Quantum Data Fitting Algorithm for Non-sparse Matrices
This addresses a key issue in machine learning for quantum computing applications, though it is an incremental extension of prior sparse matrix methods.
The paper tackles the problem of over-fitting in quantum data fitting for non-sparse matrices by introducing a regularization term, achieving a runtime of O(κ²√N polylog(N)/(ε log κ)) with polynomial speedup on matrix dimension and sub-quadratic dependence on condition number.

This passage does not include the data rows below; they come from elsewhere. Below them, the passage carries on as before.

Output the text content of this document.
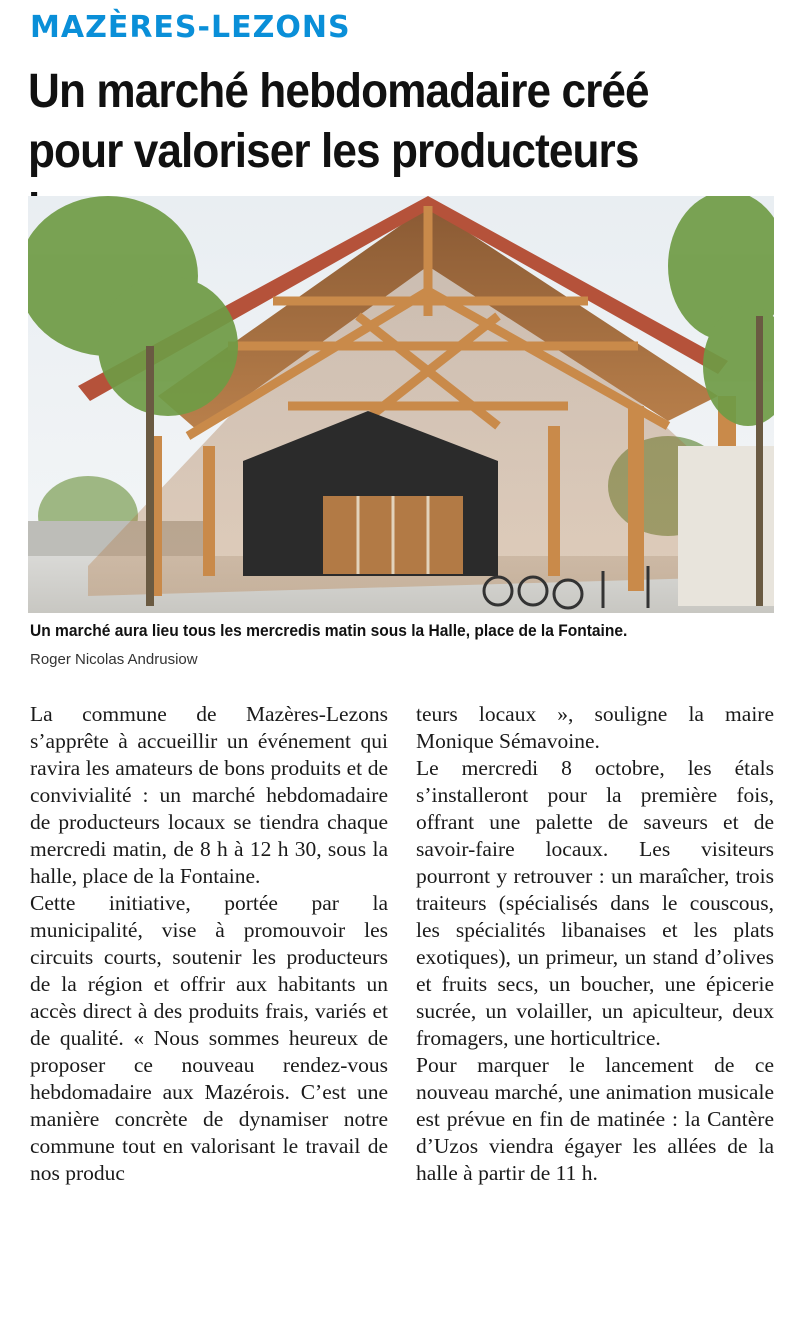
MAZÈRES-LEZONS
Un marché hebdomadaire créé pour valoriser les producteurs

Un marché aura lieu tous les mercredis matin sous la Halle, place de la Fontaine.

Roger Nicolas Andrusiow

La commune de Mazères-Lezons s’apprête à accueillir un événement qui ravira les amateurs de bons produits et de convivialité : un marché hebdomadaire de producteurs locaux se tiendra chaque mercredi matin, de 8 h à 12 h 30, sous la halle, place de la Fontaine.

Cette initiative, portée par la municipalité, vise à promouvoir les circuits courts, soutenir les producteurs de la région et offrir aux habitants un accès direct à des produits frais, variés et de qualité. « Nous sommes heureux de proposer ce nouveau rendez-vous hebdomadaire aux Mazérois. C’est une manière concrète de dynamiser notre commune tout en valorisant le travail de nos produc

teurs locaux », souligne la maire Monique Sémavoine.

Le mercredi 8 octobre, les étals s’installeront pour la première fois, offrant une palette de saveurs et de savoir-faire locaux. Les visiteurs pourront y retrouver : un maraîcher, trois traiteurs (spécialisés dans le couscous, les spécialités libanaises et les plats exotiques), un primeur, un stand d’olives et fruits secs, un boucher, une épicerie sucrée, un volailler, un apiculteur, deux fromagers, une horticultrice.

Pour marquer le lancement de ce nouveau marché, une animation musicale est prévue en fin de matinée : la Cantère d’Uzos viendra égayer les allées de la halle à partir de 11 h.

We propose a quantum data fitting algorithm for non-sparse matrices, which is based on the Quantum Singular Value Estimation (QSVE) subroutine and a novel efficient method for recovering the signs of eigenvalues. Our algorithm generalizes the quantum data fitting algorithm of Wiebe, Braun, and Lloyd for sparse and well-conditioned matrices by adding a regularization term to avoid the over-fitting problem, which is a very important problem in machine learning. As a result, the algorithm achieves a sparsity-independent runtime of $O(κ^2\sqrt{N}\mathrm{polylog}(N)/(ε\logκ))$ for an $N\times N$ dimensional Hermitian matrix $\bm{F}$, where $κ$ denotes the condition number of $\bm{F}$ and $ε$ is the precision parameter. This amounts to a polynomial speedup on the dimension of matrices when compared with the classical data fitting algorithms, and a strictly less than quadratic dependence on $κ$.